Кабинет для работы офтальмолога вполне себе чистый и светлый. Электричество вовсю. Здорово! После возни в лагере-заводе — просто полюбоваться лампочками — приятно. То, что на окнах шторы — даже и не заметно.
Разматываем бинт. Бурш гасит верхний свет, сажает пациента, у которого опять потекли слезы, за щелевую лампу — сложный прибор на тяжеленной станине, гибрид микроскопа и сильной лампы, дающей узкую полосочку света. Когда эту полосочку прогоняют по глазу — из-за разного преломления света в средах разной плотности, да еще и с увеличением — любая дрянь в глазу отчетливо видна и убрать ее легко…
— Вы работали на щелевой?
— Только глядел, как другие работают.
— Тогда усаживайтесь на место врача, а клиента — сажаем напротив. Подбородок пациента на нижнюю рамку и пусть лбом в верхнюю упрется. Теперь сфокусируйте полоску света на коньюнктиве…
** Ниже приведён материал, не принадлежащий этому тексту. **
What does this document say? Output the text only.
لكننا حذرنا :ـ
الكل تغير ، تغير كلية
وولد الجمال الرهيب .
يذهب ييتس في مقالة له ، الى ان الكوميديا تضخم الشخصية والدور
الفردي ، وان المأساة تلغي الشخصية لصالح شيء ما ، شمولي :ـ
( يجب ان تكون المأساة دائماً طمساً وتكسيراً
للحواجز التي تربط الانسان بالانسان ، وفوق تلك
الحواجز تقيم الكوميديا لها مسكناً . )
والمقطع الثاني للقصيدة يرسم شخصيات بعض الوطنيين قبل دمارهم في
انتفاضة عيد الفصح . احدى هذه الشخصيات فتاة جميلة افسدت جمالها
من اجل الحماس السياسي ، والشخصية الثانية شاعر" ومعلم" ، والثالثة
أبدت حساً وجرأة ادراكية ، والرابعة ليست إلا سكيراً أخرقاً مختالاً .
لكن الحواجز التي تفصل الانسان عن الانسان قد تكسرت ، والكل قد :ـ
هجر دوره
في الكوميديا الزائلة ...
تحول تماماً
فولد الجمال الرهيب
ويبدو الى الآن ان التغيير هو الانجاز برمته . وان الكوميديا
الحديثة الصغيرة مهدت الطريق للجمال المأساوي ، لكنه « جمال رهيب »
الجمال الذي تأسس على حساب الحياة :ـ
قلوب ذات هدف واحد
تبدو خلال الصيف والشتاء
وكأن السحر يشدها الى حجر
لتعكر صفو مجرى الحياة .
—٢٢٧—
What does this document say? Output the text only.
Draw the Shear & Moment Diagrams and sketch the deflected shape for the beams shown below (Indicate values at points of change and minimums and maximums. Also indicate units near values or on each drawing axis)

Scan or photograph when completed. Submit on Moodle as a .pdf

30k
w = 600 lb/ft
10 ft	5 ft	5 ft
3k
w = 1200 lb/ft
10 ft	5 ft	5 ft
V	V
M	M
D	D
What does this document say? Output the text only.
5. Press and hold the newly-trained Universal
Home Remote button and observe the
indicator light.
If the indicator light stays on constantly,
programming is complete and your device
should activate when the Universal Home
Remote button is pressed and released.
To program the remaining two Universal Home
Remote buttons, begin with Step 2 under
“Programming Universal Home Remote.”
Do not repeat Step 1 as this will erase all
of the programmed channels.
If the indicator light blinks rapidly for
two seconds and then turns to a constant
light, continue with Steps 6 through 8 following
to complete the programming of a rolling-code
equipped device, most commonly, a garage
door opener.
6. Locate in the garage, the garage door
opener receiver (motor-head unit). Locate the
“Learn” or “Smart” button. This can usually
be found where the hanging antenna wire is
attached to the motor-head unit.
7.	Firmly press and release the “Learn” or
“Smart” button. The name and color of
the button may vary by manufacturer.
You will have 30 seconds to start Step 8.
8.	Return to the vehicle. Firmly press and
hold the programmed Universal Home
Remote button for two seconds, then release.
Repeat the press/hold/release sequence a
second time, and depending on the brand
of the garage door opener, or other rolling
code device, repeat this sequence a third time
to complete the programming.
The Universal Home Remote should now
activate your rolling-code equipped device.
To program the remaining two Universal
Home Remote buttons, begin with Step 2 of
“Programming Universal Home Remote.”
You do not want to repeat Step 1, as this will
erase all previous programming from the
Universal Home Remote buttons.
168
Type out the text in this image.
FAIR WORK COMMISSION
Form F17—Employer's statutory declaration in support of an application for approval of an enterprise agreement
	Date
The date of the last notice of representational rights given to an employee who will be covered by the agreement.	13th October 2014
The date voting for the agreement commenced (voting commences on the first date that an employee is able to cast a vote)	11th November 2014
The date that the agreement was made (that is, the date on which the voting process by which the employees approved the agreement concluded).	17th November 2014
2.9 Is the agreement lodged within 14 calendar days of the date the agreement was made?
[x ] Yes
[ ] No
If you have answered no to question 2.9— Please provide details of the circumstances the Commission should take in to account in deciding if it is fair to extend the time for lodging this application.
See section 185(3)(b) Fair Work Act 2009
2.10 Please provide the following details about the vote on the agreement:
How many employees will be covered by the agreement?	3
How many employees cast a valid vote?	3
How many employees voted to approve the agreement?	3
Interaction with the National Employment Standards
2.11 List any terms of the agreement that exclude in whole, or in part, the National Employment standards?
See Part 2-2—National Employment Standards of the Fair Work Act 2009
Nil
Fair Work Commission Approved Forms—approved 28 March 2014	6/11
Немного покопавшись, получаю четкое изображение коньюнктивы водятла. Рад, что не ошибся — первый же прогон полоски показывает аж четыре мельчайших кусочка стекла.
— Ну что, будем тампоном снимать?
— Не стоит, стекло все-таки. Давайте-ка вы копьецом лучше. Дикаина ему капните. Ну и дальше — как в московском гербе — держит в руце копие, тычет змея в жопие… С офтальмологической поправкой конечно.
Немного неловко видеть кусок стекла, который я пытаюсь подцепить ломом — так выглядит под микроскопом тоненькое острие копьевидной иголки и осколочек каленого стекла, но дело идет. Через четверть часа в глазу больше нет ничего не положенного.